Sandy Cove, Nova Scotia made its voice heard
With so many of us still coming down from the highs that came from being among the millions of women who marched across the world on Saturday, we know exactly how powerful women are when they band together. But what about when they don’t have hundreds or thousands of sisters by their sides? They’re just as powerful, and the photos from a Women’s March in Sandy Cove, Nova Scotia prove it.
The tiny Canadian fishing village is home to just 65 year-round residents, and while cities around the world were filled with millions of women marching to protest Donald Trump’s presidency, Sandy Cove had its own, miniature version.
The idea came from 63-year-old Gwen Quigley Wilson, a retired teacher. Wilson didn’t want to make the two-and-a-half hour drive to the women’s march in Halifax, Nova Scotia, so she and her friend Melissa decided to organize their own. They set up a Facebook event page and figured it would be the two of them and maybe another person or two, marching down the highway that runs through Sandy Cove.
They were wrong.
Thirteen people — nearly a quarter of Sandy Cove’s population — ended up joining Wilson and her friend, armed with signs and ready to march. All in all, they had 13 women and two men participating, including Wilson’s husband, Gary.
“You just felt like okay, this a big moment in history and you don’t want to just sit passively by and observe it. We want to do something,” Wilson said in an interview with Buzzfeed Canada. “To be honest, we didn’t really think there’d be anybody except Melissa and myself and maybe one or two other people. And then people just started arriving. It was joyful to see people rolling in.”
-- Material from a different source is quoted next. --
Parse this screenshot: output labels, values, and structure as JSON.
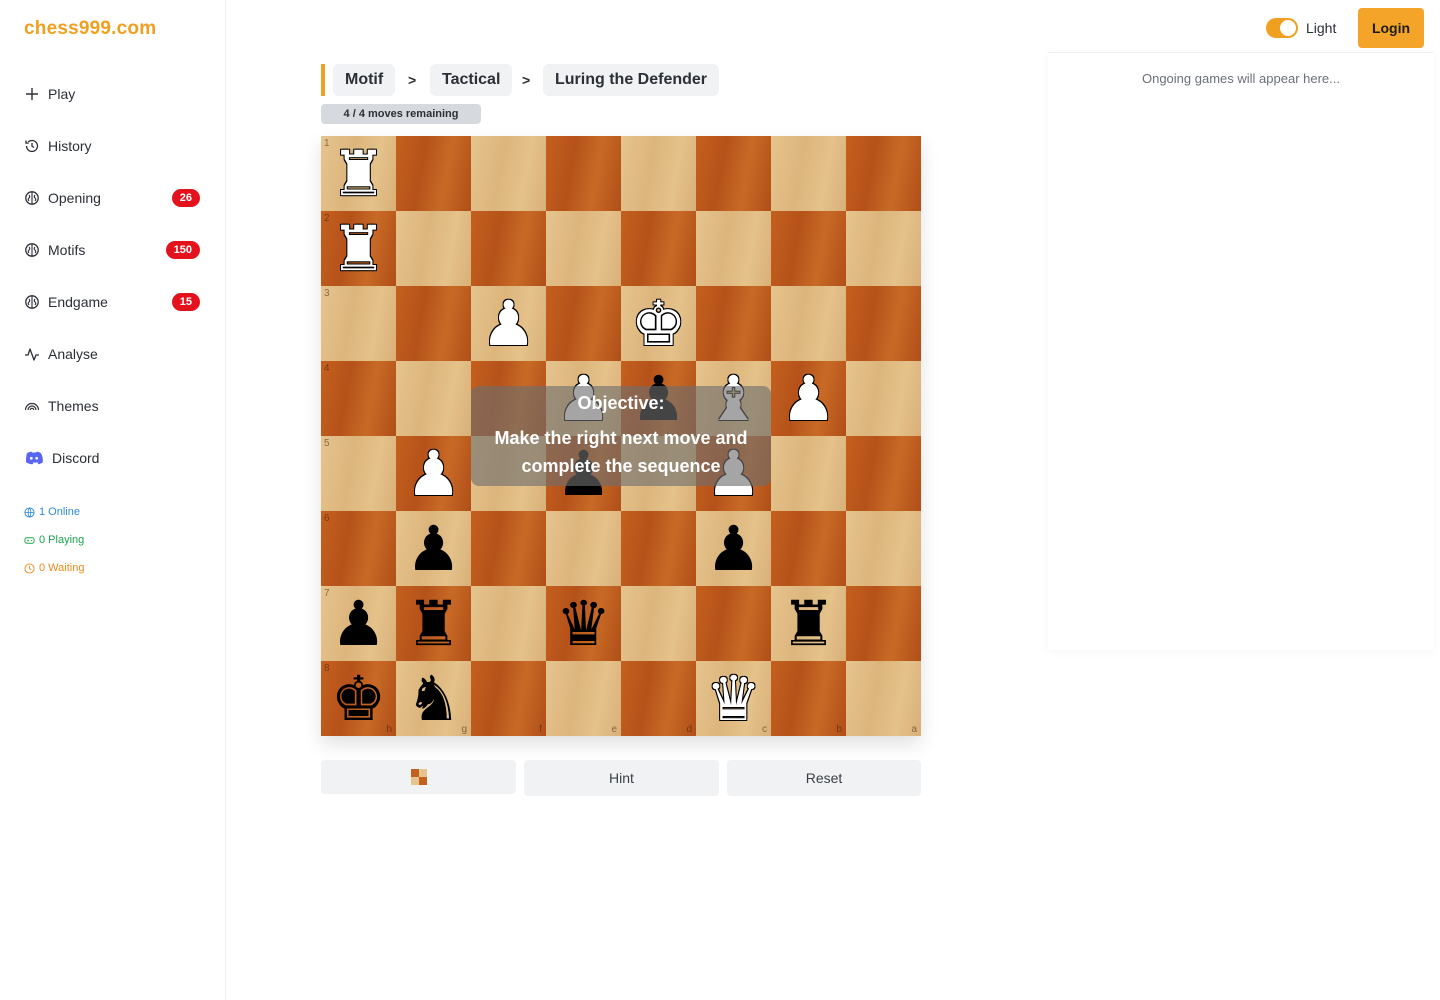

She continued, “We did our walk and rattled our noisemakers and waved our signs at the passing cars and just enjoyed each other’s company. It was very exhilarating just to be out walking.”
While Sandy Cove’s march was tiny compared to the marches in big cities that drew hundreds of thousands of people, photos and videos marchers posted online have gone viral. One video of the Sandy Cove march is fast approaching 200,000 views.
“It’s overwhelming,” Wilson said about all the attention now focused on her tiny town. “It just makes you realize that you’re not isolated, you’re not alone, there’s a whole world out there standing with you.”